Heiar was hired by the city in 2007, and though Salm was one of his superiors, Heiar said Salm was more than just a boss.
“He was a teacher and mentor. He taught me about the community and helped me learn the history of North Liberty, introduced me to community members and helped guide me in challenging situations,” said Heiar. Salm imparted his knowledge as a Terracon engineer to help Heiar understand wells and soil borings, Heiar added. “He loved to talk about that stuff; and anytime I had a mechanical question, I could always ask him. He knew that half the time I didn’t understand the answer, but he explained it to me nonetheless,” said Heiar.
Heiar said Salm became, in some ways, a fatherly figure as well.
“When I was having a bad day or needing some guidance, Tom could sense it when he came into the office. He never pushed me to talk about anything, but I was always comfortable opening up to him and was welcoming of the advice and encouragement he would offer. I am really going to miss our conversations.”
On a personal level, Mulcahey said Salm was always a gentleman.
“He loved to share stories about his family, especially his grandkids; they were the light of his life,” said Mulcahey. “He was very approachable and down to earth. His smile and quick wit are the two things I will miss the most.”
Salm excelled at practicing civility and collaboration to move the city forward, said Heiar, including during a former annexation dispute between North Liberty and Coralville.
“One of Tom’s biggest contributions was his willingness to collaborate with the other community leaders and his understanding that working together as a region was ultimately in the best interest of North Liberty,” said Heiar. “Now we have a new high school soon to be constructed in the area once under scrutiny.”
It is just one example of many, Heiar added, of how Salm contributed to the betterment of the North Corridor and kept the community moving in a positive direction.

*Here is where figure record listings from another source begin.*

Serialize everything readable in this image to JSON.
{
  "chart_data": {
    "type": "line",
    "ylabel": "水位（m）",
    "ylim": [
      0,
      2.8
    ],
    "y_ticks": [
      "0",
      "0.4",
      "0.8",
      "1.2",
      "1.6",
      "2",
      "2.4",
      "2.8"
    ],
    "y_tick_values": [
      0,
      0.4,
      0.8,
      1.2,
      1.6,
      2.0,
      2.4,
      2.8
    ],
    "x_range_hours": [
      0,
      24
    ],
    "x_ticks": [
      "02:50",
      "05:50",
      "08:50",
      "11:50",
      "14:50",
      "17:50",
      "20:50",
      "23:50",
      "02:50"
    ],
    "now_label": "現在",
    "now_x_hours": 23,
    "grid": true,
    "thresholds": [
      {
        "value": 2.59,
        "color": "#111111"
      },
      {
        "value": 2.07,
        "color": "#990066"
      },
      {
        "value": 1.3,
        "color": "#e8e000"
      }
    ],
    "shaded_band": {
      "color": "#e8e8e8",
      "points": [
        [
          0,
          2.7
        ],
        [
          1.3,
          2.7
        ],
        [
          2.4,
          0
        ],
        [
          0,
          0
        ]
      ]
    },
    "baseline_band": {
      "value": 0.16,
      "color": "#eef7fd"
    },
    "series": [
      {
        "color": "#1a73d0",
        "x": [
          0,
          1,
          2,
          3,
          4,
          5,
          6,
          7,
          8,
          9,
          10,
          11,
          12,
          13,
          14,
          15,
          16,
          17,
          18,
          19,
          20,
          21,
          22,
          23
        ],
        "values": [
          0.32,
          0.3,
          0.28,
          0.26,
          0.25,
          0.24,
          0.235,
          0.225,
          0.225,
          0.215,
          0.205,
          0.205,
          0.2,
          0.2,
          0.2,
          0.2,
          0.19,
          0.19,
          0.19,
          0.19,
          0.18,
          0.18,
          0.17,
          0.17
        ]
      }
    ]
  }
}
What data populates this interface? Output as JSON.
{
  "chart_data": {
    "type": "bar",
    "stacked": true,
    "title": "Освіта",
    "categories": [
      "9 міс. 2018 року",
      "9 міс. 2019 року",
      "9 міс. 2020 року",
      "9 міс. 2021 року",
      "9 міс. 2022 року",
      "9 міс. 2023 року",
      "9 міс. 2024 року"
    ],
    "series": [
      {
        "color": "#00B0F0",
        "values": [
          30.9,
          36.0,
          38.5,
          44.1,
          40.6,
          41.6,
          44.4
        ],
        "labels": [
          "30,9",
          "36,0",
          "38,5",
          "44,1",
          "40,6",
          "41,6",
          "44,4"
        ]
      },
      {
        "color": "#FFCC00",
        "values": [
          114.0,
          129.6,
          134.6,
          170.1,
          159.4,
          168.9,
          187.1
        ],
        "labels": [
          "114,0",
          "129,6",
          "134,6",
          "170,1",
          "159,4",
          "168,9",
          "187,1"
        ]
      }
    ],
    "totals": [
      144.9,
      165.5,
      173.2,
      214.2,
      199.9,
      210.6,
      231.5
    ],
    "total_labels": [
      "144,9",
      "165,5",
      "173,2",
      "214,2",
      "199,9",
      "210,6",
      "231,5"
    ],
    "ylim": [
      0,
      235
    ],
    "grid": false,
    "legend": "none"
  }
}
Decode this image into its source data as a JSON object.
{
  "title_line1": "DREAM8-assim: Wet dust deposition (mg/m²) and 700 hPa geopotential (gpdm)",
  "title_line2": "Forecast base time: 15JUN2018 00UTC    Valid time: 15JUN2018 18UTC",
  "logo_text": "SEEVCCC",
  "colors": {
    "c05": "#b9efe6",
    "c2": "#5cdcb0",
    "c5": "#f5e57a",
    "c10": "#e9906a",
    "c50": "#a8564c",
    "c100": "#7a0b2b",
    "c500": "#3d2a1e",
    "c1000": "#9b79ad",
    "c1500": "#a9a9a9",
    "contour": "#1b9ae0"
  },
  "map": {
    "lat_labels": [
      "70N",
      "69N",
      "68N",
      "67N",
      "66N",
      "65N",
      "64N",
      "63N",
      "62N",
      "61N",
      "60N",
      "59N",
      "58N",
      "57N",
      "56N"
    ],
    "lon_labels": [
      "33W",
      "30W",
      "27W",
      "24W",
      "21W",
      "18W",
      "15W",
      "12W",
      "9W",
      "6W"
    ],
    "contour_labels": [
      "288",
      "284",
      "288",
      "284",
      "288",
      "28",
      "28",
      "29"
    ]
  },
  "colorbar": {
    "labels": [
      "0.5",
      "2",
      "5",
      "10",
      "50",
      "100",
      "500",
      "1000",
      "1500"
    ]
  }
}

“Tom was always able to calmly and rationally discuss an issue, even if others were not as civil. I don’t know that I ever saw him get emotionally charged about an issue at a public meeting,” said Heiar. “He certainly was passionate and would express his thoughts, but he always did so with the utmost respect of others. That is something I hope I can take from him and use throughout the rest of my career.”
Finally, Heiar said, he wanted people to know that Salm did not take the mayoral seat for its accolades or popularity.
“In fact, he often had to make decisions that were not popular, but he knew it was best for the city. People should remember that he le d this community through some difficult growing pains and did so very successfully,” Heiar said. “We are now on the path of success and continue to see positive growth and much of that is due to his selfless leadership.”
Gerry Kuhl, the mayor pro tem who was re-elected to the city council last November, will serve as mayor while the council decides how to fill the position. Options include a short-term appointment or special election.
Lensing Funeral & Cremation will conduct services for Salm. Visitation will be held from 4 until 8 p.m. on Thursday, May 22, at St. Thomas More Catholic Church, 3000 12th Ave., Coralville. Funeral services will be held Friday, May 23, at 11 a.m. at St Thomas More.